Created as a self-assessment tool, the new resource covers subjects at schools ranging from pronoun usage and sports teams to bathroom policies. This new tool was developed utilizing a large plethora of materials from various non-government organizations like the National LGBT Health Education Center and the Center of Excellence for Transgender Health.
“Schools play a critical role in supporting the health and academic development of all youth, including the success of lesbian, gay, bisexual, transgender, and queer/questioning (LGBTQ) youth. Creating and sustaining inclusive school environments, policies, programs, and practices that include LGBTQ youth is one strategy for improving the health and academic success of all youths,” explained the resource.
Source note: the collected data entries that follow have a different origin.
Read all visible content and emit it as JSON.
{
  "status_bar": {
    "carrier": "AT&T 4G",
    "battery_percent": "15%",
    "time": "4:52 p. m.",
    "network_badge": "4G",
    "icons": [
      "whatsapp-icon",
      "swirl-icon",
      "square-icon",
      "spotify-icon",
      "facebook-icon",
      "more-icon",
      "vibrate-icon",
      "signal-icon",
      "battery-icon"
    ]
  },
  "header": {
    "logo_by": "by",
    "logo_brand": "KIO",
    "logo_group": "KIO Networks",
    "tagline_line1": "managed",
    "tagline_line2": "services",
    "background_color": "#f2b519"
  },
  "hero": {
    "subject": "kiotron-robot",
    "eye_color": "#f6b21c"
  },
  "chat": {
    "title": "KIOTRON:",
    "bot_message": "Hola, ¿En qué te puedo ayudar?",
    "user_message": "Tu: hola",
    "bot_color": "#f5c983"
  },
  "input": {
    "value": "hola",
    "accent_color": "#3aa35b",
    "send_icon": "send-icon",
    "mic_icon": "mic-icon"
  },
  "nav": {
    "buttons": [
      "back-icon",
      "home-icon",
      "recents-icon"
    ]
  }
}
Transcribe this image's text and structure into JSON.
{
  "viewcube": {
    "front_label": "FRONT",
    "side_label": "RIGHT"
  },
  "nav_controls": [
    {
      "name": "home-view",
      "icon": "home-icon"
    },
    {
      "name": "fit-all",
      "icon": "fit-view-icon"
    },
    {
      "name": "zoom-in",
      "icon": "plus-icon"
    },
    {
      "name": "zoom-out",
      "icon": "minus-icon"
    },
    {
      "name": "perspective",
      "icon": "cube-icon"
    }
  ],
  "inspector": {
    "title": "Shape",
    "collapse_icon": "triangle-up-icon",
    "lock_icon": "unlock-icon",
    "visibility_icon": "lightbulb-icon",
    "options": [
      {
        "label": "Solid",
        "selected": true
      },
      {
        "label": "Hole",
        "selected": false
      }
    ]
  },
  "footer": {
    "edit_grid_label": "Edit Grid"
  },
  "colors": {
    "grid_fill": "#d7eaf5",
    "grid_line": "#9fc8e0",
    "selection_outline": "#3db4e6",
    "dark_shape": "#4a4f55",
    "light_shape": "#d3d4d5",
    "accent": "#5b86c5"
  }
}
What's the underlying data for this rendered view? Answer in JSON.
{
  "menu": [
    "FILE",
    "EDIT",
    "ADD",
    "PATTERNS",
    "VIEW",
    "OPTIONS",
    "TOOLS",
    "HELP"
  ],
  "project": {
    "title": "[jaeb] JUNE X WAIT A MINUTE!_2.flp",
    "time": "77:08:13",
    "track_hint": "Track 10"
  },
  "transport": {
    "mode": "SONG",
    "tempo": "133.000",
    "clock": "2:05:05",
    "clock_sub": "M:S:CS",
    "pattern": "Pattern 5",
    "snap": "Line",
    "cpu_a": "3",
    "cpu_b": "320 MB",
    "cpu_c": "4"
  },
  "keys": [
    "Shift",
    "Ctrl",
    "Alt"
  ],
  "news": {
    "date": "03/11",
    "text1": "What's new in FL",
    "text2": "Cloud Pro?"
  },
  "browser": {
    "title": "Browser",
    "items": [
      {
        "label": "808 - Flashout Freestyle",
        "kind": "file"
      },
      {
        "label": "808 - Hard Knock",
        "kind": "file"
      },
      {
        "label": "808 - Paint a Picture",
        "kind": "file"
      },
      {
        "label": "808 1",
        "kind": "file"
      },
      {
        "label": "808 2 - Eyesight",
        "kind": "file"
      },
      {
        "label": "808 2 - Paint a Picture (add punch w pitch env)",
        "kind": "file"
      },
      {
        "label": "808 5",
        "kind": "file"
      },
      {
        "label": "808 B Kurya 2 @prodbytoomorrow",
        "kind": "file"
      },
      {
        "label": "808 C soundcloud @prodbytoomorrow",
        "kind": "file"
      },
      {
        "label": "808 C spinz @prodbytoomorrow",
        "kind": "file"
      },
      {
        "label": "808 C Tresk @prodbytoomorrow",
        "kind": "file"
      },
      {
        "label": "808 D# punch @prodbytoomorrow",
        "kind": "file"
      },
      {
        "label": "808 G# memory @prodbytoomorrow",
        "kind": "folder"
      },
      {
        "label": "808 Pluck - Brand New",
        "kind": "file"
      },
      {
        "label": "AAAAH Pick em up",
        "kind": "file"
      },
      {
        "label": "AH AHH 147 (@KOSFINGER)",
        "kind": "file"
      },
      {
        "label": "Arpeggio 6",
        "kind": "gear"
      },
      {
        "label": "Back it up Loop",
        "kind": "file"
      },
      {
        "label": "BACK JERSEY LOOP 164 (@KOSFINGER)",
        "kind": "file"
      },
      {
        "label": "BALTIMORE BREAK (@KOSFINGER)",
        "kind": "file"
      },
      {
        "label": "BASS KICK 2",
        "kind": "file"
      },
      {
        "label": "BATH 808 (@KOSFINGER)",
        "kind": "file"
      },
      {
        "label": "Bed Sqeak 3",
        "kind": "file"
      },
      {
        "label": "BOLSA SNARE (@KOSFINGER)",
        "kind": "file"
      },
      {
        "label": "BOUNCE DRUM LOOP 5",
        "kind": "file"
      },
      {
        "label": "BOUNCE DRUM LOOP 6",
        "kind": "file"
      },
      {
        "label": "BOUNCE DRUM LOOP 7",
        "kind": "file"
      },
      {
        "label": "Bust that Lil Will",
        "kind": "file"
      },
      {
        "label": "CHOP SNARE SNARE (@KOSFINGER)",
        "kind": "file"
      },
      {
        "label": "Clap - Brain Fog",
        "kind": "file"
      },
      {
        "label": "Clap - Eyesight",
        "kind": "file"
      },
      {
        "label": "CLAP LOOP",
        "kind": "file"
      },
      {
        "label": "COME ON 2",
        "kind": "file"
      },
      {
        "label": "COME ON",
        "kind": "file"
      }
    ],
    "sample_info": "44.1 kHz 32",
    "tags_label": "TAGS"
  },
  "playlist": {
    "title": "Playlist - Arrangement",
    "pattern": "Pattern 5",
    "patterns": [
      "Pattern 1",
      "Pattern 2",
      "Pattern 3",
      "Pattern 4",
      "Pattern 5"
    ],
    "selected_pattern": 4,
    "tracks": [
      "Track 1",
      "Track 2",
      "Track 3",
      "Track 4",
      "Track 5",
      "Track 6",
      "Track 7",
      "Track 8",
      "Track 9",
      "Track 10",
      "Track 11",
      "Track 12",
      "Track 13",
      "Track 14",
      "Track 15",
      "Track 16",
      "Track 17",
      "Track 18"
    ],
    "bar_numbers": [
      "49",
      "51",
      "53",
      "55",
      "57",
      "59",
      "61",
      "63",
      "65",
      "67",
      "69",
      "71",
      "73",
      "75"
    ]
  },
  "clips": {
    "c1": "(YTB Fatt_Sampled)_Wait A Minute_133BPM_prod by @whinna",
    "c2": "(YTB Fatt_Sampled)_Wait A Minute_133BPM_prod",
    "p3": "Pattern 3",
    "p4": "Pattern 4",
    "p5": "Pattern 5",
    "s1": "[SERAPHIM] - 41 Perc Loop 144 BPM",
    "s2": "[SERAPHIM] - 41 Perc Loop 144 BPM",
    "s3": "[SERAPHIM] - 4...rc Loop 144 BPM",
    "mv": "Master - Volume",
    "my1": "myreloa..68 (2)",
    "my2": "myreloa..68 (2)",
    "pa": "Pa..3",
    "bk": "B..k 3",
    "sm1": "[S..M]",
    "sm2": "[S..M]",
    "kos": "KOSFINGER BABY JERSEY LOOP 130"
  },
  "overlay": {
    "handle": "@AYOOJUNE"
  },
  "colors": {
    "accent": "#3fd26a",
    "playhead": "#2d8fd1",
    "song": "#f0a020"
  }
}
At first, the resource was created through a collaboration between the CDC and the NORC research group at the University of Chicago. The resource has not been expressly “required” and is described as “a collection of curated resources and tools to help schools enhance LGBTQ inclusive policies, programs, and practices.”
The new “inclusivity” assessments are split up into various sections for use by educators, administrators, school health staff, and the rest of the student body. There are a total of three stages of inclusivity marked in the tool going from “Commit to Change” all the way to “Awesome Ally.”
In one part of the new tool, it asks if the user can recognize that gender, gender identity, and sexual orientation can be “experienced on a continuum” and in another section it asks if the user normally just “assumes” gender identity.
This new tool also questions of school employees about if they make use of gender-neutral language such as “partner” in place of terms like “boyfriend” and “girlfriend,” all to go along with the use of the preferred pronouns of their students.
School administrators are issued a higher “inclusivity” grade if they implement policies that allow students to make use of the locker room/bathroom that corresponds to their chosen gender identity. These same administrators are also questioned on if the technological policies “allow student access to age-appropriate LGBTQ content and information.”
The new tool recommends that these administrators make use of information from the Human Rights Watch and Gender Spectrum, a group that promotes resources for “gender diverse” youth.